Former Aer Lingus chief executive and head of IATA will take up role in the summer
Willie Walsh, right, and former IndiGo CEO Pieter Elbers, at the IATA annual general meeting in New Delhi last year
Willie Walsh has been named the new chief executive of India’s IndiGo airline, following the fiasco in which thousands of its flights were cancelled last December.
This led to the resignation earlier this month of IndiGo’s chief executive Pieter Elbers.
Mr Walsh, a former Aer Lingus chief executive who is head of the International Air Transport Association (IATA), is expected to take up the role at the Indian airline this summer. His current term as director general of IATA ends on July 31.
IndiGo is India’s biggest airline and has a market share of about 65pc in the country. It operates some 2,200 flights a day. It has more than 400 jets in its fleet and services 45 international destinations alongside its domestic routes.
Mr Elbers abruptly stepped down as CEO following scrutiny over the carrier’s failure to plan properly for pilot rest and duty rules, which led to mass flight cancellations in December.

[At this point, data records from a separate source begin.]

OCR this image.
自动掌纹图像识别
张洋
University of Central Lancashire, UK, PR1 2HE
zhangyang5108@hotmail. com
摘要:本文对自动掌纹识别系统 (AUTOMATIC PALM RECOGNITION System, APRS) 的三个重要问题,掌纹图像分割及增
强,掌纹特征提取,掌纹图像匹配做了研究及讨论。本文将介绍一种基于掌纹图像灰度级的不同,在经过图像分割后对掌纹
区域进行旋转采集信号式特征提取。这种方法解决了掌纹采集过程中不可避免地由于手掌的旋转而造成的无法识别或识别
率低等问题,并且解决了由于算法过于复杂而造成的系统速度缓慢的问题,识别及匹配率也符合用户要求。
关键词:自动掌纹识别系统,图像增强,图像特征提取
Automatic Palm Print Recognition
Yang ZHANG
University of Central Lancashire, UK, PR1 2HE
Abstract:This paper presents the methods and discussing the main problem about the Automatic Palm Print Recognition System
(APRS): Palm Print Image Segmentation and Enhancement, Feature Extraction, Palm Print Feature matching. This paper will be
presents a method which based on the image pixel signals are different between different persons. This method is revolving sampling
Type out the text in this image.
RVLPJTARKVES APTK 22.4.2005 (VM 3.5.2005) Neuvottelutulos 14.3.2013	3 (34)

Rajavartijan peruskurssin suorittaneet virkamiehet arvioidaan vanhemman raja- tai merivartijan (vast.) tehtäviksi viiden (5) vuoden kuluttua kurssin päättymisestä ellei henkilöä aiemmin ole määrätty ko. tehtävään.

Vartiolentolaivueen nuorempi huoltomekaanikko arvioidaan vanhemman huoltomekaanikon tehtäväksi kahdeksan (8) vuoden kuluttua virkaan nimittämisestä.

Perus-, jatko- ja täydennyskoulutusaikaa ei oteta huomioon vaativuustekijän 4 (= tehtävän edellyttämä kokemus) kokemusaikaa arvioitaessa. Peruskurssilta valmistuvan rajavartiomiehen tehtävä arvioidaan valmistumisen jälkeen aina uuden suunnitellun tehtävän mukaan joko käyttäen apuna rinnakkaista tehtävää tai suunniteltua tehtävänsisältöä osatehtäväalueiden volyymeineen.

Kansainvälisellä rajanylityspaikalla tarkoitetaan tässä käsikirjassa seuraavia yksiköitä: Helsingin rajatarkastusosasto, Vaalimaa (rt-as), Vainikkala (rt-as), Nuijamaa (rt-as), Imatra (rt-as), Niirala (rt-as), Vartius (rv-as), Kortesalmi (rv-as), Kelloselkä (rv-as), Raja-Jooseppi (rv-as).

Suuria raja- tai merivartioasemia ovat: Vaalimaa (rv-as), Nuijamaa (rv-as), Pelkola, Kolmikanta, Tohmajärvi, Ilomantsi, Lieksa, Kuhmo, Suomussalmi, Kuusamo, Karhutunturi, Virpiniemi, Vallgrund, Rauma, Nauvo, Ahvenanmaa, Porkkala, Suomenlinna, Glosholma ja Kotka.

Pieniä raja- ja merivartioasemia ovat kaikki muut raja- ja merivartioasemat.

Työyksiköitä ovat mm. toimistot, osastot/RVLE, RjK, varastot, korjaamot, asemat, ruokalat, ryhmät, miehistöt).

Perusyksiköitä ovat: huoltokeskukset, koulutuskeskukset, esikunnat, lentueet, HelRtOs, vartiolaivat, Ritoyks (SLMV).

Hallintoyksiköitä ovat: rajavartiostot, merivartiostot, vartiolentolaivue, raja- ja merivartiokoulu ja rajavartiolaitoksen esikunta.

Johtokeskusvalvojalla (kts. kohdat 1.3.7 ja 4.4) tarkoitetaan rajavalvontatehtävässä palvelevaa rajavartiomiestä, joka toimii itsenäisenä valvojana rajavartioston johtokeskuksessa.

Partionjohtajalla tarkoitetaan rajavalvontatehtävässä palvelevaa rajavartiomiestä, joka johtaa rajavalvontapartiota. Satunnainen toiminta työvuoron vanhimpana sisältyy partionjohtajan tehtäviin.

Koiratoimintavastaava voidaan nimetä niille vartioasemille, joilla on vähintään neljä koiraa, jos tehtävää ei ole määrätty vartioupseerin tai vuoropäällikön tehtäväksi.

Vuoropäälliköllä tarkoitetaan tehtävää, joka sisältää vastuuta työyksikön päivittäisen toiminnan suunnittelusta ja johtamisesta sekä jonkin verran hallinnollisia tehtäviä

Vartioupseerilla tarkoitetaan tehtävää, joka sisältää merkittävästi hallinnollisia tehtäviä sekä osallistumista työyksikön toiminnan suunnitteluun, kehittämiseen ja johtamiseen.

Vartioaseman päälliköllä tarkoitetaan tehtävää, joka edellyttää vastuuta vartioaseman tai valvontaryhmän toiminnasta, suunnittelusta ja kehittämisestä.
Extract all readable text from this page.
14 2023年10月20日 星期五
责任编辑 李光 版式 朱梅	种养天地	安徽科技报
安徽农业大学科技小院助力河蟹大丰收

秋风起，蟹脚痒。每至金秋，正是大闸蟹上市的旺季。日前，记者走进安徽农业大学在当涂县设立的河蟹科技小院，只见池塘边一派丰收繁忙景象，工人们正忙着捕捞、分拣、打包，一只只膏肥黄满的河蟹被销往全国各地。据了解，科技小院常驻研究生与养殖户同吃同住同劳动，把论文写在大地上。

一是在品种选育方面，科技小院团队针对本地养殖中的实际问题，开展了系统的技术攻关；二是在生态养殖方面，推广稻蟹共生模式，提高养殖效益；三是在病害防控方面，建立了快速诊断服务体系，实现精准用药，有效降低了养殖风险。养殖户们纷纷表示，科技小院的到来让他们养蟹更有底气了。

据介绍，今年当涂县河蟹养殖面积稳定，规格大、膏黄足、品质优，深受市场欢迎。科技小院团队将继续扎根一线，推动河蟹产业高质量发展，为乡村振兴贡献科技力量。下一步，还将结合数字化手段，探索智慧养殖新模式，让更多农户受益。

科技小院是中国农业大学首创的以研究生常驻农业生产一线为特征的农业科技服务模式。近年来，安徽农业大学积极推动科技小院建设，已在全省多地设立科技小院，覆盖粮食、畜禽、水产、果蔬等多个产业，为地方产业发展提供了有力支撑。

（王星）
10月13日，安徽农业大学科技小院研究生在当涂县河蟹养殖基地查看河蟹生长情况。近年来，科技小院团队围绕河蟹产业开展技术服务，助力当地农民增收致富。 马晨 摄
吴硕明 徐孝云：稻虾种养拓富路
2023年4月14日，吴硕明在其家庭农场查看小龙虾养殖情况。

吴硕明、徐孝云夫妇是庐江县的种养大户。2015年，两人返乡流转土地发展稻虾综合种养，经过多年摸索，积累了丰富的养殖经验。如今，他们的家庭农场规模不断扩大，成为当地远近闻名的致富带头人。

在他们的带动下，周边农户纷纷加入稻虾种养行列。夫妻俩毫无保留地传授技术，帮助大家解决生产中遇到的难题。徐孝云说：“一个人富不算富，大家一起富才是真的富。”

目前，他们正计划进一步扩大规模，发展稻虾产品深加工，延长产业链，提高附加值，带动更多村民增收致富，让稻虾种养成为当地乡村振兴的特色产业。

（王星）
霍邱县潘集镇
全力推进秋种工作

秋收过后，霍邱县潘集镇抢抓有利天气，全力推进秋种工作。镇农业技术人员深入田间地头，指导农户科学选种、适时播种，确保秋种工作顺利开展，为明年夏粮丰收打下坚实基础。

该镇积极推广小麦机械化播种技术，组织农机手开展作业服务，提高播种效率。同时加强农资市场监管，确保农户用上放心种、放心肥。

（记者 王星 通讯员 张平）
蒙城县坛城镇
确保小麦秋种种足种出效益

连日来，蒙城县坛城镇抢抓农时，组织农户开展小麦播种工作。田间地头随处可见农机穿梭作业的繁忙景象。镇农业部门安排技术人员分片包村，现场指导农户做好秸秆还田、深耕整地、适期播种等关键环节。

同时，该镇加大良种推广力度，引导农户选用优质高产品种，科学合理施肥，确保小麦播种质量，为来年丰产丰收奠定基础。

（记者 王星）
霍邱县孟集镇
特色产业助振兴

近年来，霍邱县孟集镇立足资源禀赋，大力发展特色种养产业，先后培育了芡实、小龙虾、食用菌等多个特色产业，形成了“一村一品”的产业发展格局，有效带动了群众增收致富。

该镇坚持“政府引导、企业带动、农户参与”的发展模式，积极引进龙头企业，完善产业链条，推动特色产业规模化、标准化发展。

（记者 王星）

Regulators later reprimanded Mr Elbers for “inadequate overall oversight of flight operations and crisis management”.
Mr Walsh (64) went on to head British Airways after he left Aer Lingus, and then created the International Airlines Group (IAG), which now includes the Irish carrier, as well as Iberia and the Spanish low-cost carrier Vueling.
He had joined Aer Lingus straight from school, as a cadet pilot. In his early career Mr Walsh was a vocal trade unionist, even taking part in strike action at Aer Lingus in 1985, and was elected as a union representative at the carrier. He became one of its youngest ever captains, in 1990
He was appointed chief executive in 2001 – the year of the 9/11 terror attacks.
Mr Walsh said last year that the next IATA annual general meeting, in Rio de Janeiro, would be his last, but that he might stay at the organisation until 2027 at the latest.
Currently the chairman of Irish tech firm CarTrawler, he said in an interview with the Irish Independent last year that he might join the board of one airline after he retires from IATA.
“My latest idea is to buy a vineyard in Tuscany and produce wine that I will drink myself,” he added at the time. “I love wine and I love Italian wine. It’ll be something small and manageable. I’m not going to try and compete with the wine producers.”